Вконец лишившись способности складывать из мельтешащих в подкорке слов слова другие – более долгие, осмысленные и сложные, – Уэльс, остервенело демонстрируя свой последний удар и всю безнадежность неподвластного контролю норова, насупился, с тихим рычащим фырком отвернулся, украдкой наблюдая – все из-под той же отросшей челки, – как Рейнхарт, трезво принимающий творящийся цирк за очередной скотский выеб, скоропостижно мрачнеет лицом, пока, благо, не распуская рук и глухо возвращаясь к коптящимся пучкам да тычинкам.

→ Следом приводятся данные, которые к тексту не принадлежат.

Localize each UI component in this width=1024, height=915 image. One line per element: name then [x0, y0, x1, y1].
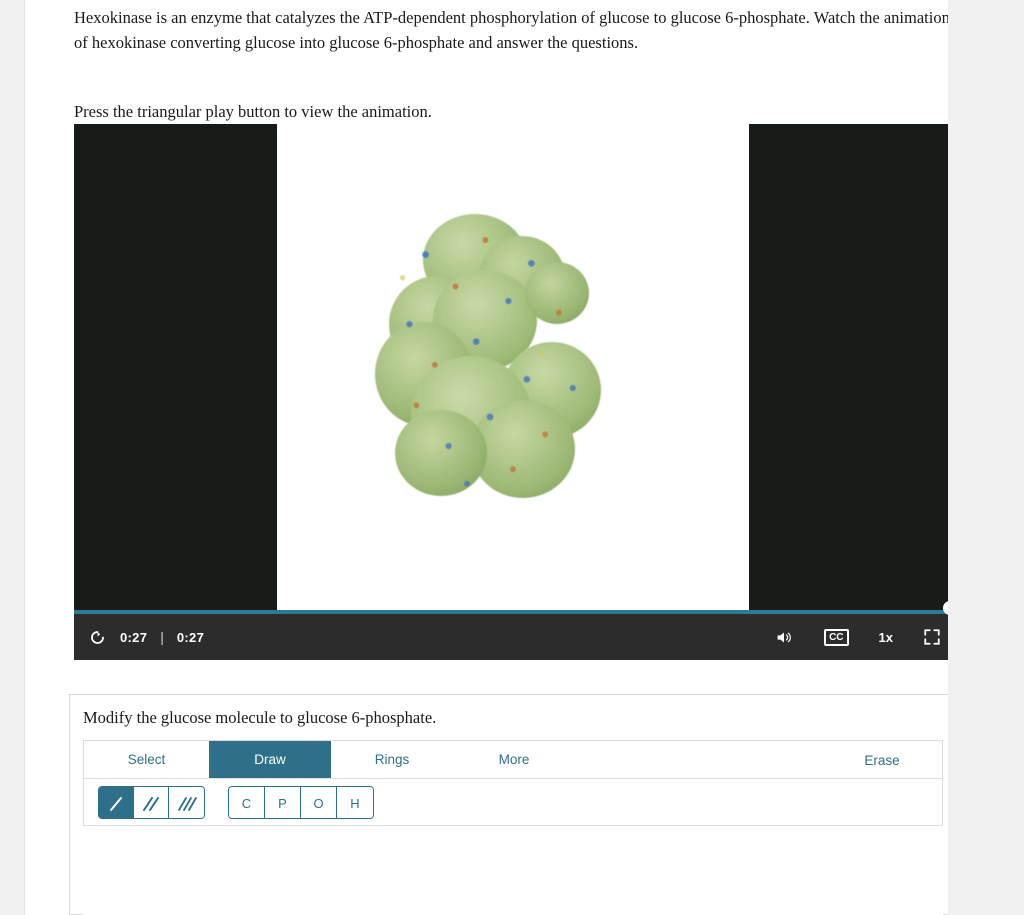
total-time: 0:27: [176, 629, 205, 645]
single-bond-button[interactable]: [99, 787, 134, 818]
time-separator: |: [160, 629, 164, 645]
replay-icon[interactable]: [88, 628, 107, 647]
tab-draw[interactable]: Draw: [209, 741, 331, 778]
playback-speed-button[interactable]: 1x: [879, 630, 893, 645]
double-bond-button[interactable]: [134, 787, 169, 818]
video-controls-right: CC 1x: [774, 614, 941, 660]
atom-tool-group: C P O H: [228, 786, 374, 819]
tab-rings[interactable]: Rings: [331, 741, 453, 778]
molecule-drawing-canvas[interactable]: [83, 826, 943, 915]
atom-button-c[interactable]: C: [229, 787, 265, 818]
bond-tool-group: [98, 786, 205, 819]
content-sheet: Hexokinase is an enzyme that catalyzes t…: [24, 0, 955, 915]
video-player[interactable]: 0:27 | 0:27 CC 1x: [74, 124, 955, 660]
editor-tools-row: C P O H: [84, 779, 942, 826]
atom-button-h[interactable]: H: [337, 787, 373, 818]
video-controls-bar: 0:27 | 0:27 CC 1x: [74, 601, 955, 660]
video-controls-left: 0:27 | 0:27: [88, 614, 204, 660]
passage-paragraph: Hexokinase is an enzyme that catalyzes t…: [74, 8, 950, 52]
play-instruction: Press the triangular play button to view…: [74, 102, 432, 121]
atom-button-p[interactable]: P: [265, 787, 301, 818]
molecule-editor-card: Modify the glucose molecule to glucose 6…: [69, 694, 955, 915]
page-scrollbar[interactable]: [955, 0, 975, 915]
captions-button[interactable]: CC: [824, 628, 849, 646]
editor-tabs: Select Draw Rings More Erase: [84, 741, 942, 779]
video-frame-background: [277, 124, 749, 614]
editor-prompt: Modify the glucose molecule to glucose 6…: [83, 708, 437, 727]
fullscreen-icon[interactable]: [923, 628, 941, 646]
tab-select[interactable]: Select: [84, 741, 209, 778]
current-time: 0:27: [120, 629, 148, 645]
page-root: Hexokinase is an enzyme that catalyzes t…: [0, 0, 1024, 915]
erase-button[interactable]: Erase: [822, 741, 942, 779]
atom-button-o[interactable]: O: [301, 787, 337, 818]
editor-toolbox: Select Draw Rings More Erase C P O H: [83, 740, 943, 826]
triple-bond-button[interactable]: [169, 787, 204, 818]
hexokinase-protein-model: [375, 214, 605, 504]
video-stage[interactable]: [74, 124, 955, 614]
protein-atom-speckles: [375, 214, 605, 504]
tab-more[interactable]: More: [453, 741, 575, 778]
volume-icon[interactable]: [774, 629, 794, 646]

С этого мальчишка, заторможенно сообразивший, что именно роспуска рук он тут, оказывается, и дожидался, разбеленился еще больше, задыхаясь заползавшим по скрючившимся пальцам неуютом цвета индийской хны, рисующим на коже ржавые отметки-менди. Не зная, что сделать и каким способом привлечь отстранившееся внимание заткнувшегося как назло незатыкаемого человека, неуверенно потянулся и взял со стола плитку чужого черного шоколада, который никогда не любил. Принюхался к запаху румяных апельсиновых корочек, повертел, поковырял, пытаясь разобрать, что находится внутри, ногтями, но, отломив кусок, все-таки принялся без аппетита тот пережевывать, надеясь, что Рейнхарт скажет что-нибудь хотя бы теперь…
Однако тот, продолжая бережно пропускать между пальцев чертовы стебли-ягоды-лепестки – теперь он отделял подпаленные почерневшие плоды, истекающие красной влагой, от скукожившихся лепестков, раскладывал те на две кучки, растирал остатками сока прах бутонов и все это раскатывал по блюдцу, – лишь бросил в сторону беснующейся рыбины, а не Уэльса, ленивый задумчивый взгляд…
И что-то внутри Юа, бросившись в петлю болтающегося в ванной покойника и издохнув, окончательно подорвалось.
– С чем ты возишься, тупический Микки Маус? – хрипло и грубо спросил он, надвигая брови на переносицу так низко, что заболело в прищуренных глазах, а сморщившейся коже резко не хватило места, вызывая причудливую ноющую неприязнь из тех, когда все обветрено, шелушится и облезает гадковатой кусочковой коркой.
Настолько напряженный, скованный, ненавидящий, обиженный и все вокруг проклинающий, как сейчас, он, кажется, мог бы воспламениться, сгореть и спалить всю эту комнату всего от одной неосторожной искры, и Микель, исподтишка внимательно следящий за метаморфозами котящегося запальчивого создания, трепещущего аллюром наплывающих бронзовых теней, изо всех сил постарался отвести от глупого ребенка риск перекочевавшего со свечи огнища.
– С чаем, моя радость. Я вожусь с чаем, который мы с тобой вскоре вместе станем пить, – со всей той лаской, в которую только получилось вложиться, ответил он, удовлетворенно улавливая беглый, неопытный, невинно-подозревающий, но еще и заинтересованный и немного притухший мальчишеский взгляд.
– С чаем…? Вот это – чай…?
– Совершенно верно. Или, если еще вернее, пока – одна лишь заварка, которую я пытаюсь должным образом приготовить.
Кажется, ничего-то мальчик-Юа, привыкший к вещам грустным и ненастоящим, маленькой своей головкой не понял.
– У тебя что, готовой нет? – по-прежнему недоверчиво буркнул он. – Зачем такой чепухой-то страдать?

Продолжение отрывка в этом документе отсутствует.